Key Real Estate Amendments in Finance Act, 2023 | Budget 2023 -24
Introduction
The real estate sector in Pakistan has been subject to significant regulatory changes with the recent enactment of the Finance Act, 2023. These amendments are aimed at promoting transparency, enhancing tax compliance, and boosting the government’s revenue from the real estate market. In this article, we will explore the essential changes introduced by the Finance Act, 2023, and their potential impact on the real estate industry.
Adjustable Advance Tax on Area Basis for Builders & Developers
One of the primary changes introduced by the Finance Act, 2023, is the requirement for every builder and developer to pay adjustable advance tax on an area basis for each project. This means that taxes will now be levied based on the size of the property development project. The tax rates per square foot are provided in the official documentation, ensuring clarity and standardization across the industry. This measure is expected to streamline tax collection and prevent potential tax evasion practices prevalent in the real estate sector.

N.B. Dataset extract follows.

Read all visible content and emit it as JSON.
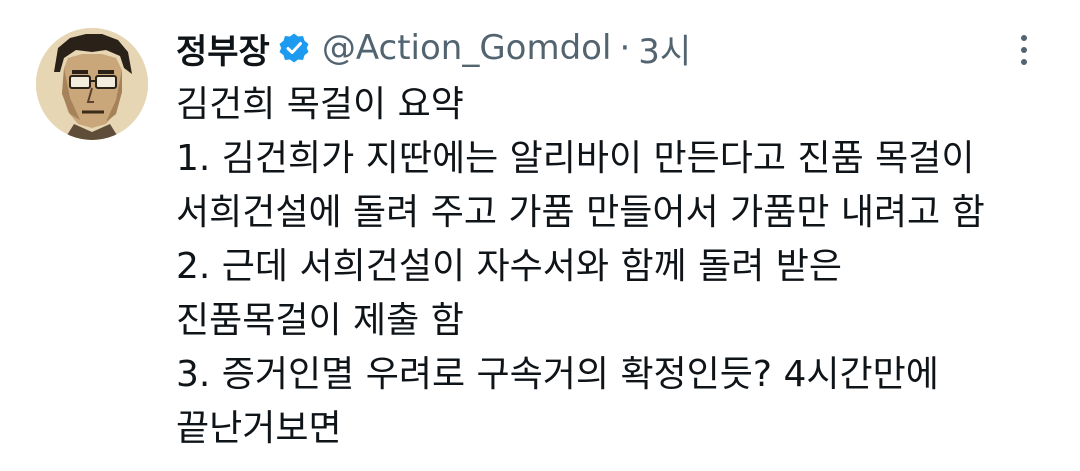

Evidence of Tax Payment for Property Transfers
To ensure tax compliance and transparency, a crucial amendment prohibits the registration of transfers of immovable property unless the seller or transferor provides evidence of payment of tax under Section 7E. This move intends to bring more accountability to property transactions and curb the practice of underreporting property values to evade taxes.
Withdrawal of Tax Credit for House Construction
The Finance Act, 2023, has withdrawn the tax credit previously announced for house construction. This decision may have implications for the construction industry and may impact the demand for new housing projects. Investors and homeowners may need to reassess their plans, considering the removal of this tax incentive.

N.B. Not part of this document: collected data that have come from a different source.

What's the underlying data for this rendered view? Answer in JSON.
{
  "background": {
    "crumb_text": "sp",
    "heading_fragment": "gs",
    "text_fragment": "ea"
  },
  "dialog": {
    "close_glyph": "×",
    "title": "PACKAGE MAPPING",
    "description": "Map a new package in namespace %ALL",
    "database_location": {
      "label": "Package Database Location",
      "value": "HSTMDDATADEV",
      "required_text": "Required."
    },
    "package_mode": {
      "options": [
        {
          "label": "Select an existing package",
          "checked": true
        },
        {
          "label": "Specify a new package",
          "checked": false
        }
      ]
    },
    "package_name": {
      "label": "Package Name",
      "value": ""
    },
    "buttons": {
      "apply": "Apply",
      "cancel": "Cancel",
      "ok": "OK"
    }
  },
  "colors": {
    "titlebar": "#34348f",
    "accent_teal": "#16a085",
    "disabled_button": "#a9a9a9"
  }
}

Exemption Changes for Non-Resident Pakistanis
In a significant shift, the exemption of advance tax on property purchases by non-resident Pakistanis has been withdrawn. Non-resident Pakistanis looking to invest in the real estate market will now be subject to the same advance tax rates as residents, potentially impacting their investment decisions.
Increase in Advance Tax Rates for Filers
The Finance Act, 2023, introduces a higher rate of advance tax for both sellers and buyers who are filers. The advance tax paid by a seller under Section 236C and a buyer under Section 236K has been increased from 2% to 3%. This change aims to bolster government revenue and encourage tax compliance among filers.
Implications for Non-Filers
The Act has also introduced changes that affect non-filers. Non-filers will no longer be entitled to certain exclusions available under Section 7E. This includes one capital asset owned by a non-filer, any property from which income is taxable under the Ordinance with paid taxes, and capital assets acquired in the first tax year where tax under Section 236K has been paid. Additionally, non-filers with aggregate capital assets exceeding twenty-five million rupees will be subject to a flat tax rate of 1% on the fair market value of the assets, without availing any of the above advantages available to filers.